Luxury properties above $4 million are holding steadier. A waterfront home on Allison Island in Miami Beach cleared auction last month at $6.85 million, drawing four registered bidders. But that segment is narrow. For the bulk of the market — townhouses in Wynwood listed around $900,000, condos in the Brickell City Centre corridor, single-family homes in Palmetto Bay — the math is getting harder for sellers to ignore.
The Miami Downtown Development Authority has been tracking foot traffic and transaction velocity in the urban core as part of its quarterly Economic Vitality Report. Its June data, released last week, showed a 14 percent decline in closed transactions in the 33130 and 33132 zip codes compared with the same period in 2025. That's not a collapse, but it's not noise either.
What Buyers and Sellers Should Do Before Labor Day
Auction clearance rates are a leading indicator — they signal where prices are heading before the official median figures catch up, typically by six to eight weeks. If June's 58 percent rate holds or falls further through July, expect the headline median price for Miami-Dade to show meaningful softening when the Miami Association of Realtors releases its August report.
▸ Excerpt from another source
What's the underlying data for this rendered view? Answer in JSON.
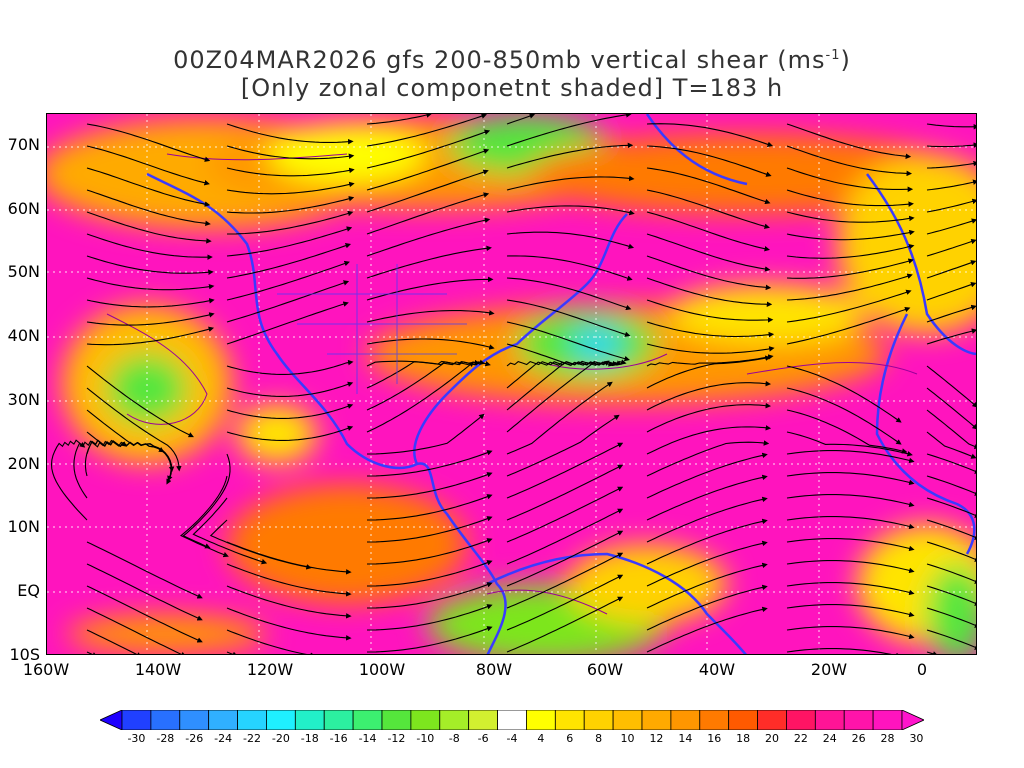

For sellers, particularly those with properties listed above $1.5 million in Coral Gables or along NE 2nd Avenue in the MiMo district, the practical implication is straightforward: pricing strategy now requires genuine comparable analysis, not aspirational math. Properties that went to auction without a reserve and failed to clear are already being relisted at discounts of 6 to 9 percent.
Buyers, meanwhile, have a window. Rate uncertainty hasn't disappeared, and the Fed's next scheduled meeting is in September. Anyone waiting for rates to fall before moving is making a bet that the inventory surge will still be there in four months. It may not be. The smarter play, based on where clearance rates have historically bottomed in Miami, is to negotiate hard now — on price, on closing costs, on inspection contingencies — while sellers are still adjusting their expectations rather than after they have.
The auction floor doesn't lie. Right now, it's saying the same thing to everyone in the room: the balance of power has shifted.